Manchester is offering its senior center and library as shelters and has opened its splash pad and the Crystal Lake Beach House until this evening. They're usually only open on weekends. The city also issued health reminders for the "early season heat," reminding people not to leave kids or pets in hot cars, to hydrate and wear appropriate clothing. 

Other towns often default to their public libraries as cooling centers. Many more of those are reopened as of now than they were last summer, at the height of the pandemic. Malls, movie theatres and other public buildings are also an option for people at risk from the extreme heat. And residents can call 2-1-1 for other resources.

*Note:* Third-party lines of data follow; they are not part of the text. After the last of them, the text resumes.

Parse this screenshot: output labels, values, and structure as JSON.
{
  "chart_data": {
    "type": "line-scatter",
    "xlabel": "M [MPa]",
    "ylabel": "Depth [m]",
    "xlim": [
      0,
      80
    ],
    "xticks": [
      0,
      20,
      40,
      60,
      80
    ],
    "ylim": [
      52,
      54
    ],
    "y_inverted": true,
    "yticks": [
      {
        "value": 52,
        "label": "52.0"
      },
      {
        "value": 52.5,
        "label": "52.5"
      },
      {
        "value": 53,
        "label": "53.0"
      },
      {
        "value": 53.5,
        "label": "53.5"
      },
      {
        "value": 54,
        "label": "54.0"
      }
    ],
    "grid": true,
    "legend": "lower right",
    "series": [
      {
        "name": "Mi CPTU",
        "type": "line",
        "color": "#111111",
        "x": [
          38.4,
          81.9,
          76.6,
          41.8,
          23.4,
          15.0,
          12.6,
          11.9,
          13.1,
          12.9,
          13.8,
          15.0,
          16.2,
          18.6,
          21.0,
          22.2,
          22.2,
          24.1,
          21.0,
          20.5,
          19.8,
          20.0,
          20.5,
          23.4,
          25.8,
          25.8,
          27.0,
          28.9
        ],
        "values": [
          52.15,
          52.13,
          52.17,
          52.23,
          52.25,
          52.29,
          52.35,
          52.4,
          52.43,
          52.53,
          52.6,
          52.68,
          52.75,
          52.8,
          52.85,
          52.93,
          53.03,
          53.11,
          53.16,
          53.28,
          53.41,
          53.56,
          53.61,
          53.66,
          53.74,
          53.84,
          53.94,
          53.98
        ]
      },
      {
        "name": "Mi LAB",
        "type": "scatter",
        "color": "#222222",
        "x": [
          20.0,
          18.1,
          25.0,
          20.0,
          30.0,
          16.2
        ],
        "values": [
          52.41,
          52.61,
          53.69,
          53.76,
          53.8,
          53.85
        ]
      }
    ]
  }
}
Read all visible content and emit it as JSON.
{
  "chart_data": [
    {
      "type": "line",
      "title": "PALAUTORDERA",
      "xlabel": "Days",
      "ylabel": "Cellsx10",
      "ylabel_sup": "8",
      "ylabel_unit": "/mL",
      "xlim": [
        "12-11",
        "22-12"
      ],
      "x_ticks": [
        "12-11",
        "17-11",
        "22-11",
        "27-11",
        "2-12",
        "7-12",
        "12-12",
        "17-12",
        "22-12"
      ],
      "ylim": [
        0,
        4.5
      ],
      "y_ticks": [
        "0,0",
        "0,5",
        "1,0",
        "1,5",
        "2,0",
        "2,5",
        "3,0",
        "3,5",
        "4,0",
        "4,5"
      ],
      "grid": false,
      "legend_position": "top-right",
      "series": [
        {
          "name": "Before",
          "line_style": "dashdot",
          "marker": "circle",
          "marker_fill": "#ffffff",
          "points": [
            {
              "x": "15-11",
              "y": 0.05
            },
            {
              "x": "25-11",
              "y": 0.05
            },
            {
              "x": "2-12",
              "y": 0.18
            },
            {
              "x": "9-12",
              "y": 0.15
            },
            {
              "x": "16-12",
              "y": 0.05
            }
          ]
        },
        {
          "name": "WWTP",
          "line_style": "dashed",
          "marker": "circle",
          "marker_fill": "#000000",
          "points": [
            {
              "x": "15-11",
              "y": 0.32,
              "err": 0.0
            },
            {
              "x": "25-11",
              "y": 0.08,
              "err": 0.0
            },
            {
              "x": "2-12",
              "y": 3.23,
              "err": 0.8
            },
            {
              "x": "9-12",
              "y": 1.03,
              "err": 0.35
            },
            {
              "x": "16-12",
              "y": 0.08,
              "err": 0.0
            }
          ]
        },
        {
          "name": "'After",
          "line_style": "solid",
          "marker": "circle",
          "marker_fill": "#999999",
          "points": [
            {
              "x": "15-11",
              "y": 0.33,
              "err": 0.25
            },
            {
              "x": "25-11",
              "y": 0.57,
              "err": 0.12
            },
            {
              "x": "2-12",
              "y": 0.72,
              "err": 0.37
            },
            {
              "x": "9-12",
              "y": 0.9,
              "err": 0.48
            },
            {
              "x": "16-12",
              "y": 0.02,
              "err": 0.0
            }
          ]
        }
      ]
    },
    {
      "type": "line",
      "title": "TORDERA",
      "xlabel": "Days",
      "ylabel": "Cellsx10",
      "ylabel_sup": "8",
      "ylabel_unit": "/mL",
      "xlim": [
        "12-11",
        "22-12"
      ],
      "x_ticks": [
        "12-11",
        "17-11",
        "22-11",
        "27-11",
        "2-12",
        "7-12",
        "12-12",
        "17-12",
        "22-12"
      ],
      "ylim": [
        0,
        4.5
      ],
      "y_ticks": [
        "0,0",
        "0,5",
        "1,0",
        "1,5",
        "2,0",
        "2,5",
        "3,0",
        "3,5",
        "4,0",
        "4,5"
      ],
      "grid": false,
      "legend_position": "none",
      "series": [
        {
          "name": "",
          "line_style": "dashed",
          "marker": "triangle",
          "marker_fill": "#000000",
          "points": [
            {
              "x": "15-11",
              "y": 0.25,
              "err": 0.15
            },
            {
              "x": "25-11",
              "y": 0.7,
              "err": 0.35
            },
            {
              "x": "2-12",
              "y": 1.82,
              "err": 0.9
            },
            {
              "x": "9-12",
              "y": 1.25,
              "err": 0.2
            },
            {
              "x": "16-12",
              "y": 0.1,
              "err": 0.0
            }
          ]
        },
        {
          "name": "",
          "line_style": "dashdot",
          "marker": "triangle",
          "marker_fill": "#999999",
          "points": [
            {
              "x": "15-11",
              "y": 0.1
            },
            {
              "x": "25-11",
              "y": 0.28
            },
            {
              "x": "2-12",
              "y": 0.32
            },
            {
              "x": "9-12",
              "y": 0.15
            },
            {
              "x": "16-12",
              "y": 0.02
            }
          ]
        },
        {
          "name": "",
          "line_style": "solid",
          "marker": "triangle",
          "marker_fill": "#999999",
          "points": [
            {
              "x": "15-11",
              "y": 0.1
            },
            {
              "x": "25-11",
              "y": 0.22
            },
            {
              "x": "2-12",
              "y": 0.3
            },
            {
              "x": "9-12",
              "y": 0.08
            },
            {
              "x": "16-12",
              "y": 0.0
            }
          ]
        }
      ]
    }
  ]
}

Certain Rockingham County residents who can't afford a home air conditioner can get help obtaining one through the nonprofit Area Home Care in Portsmouth.

Conditions should improve on Tuesday as the weather gets cloudier. But temperatures will be in the 90s through Wednesday, and it will feel hotter due to the humidity. Temperatures across the state are expected to lower by Thursday, with a high of 81 in Manchester.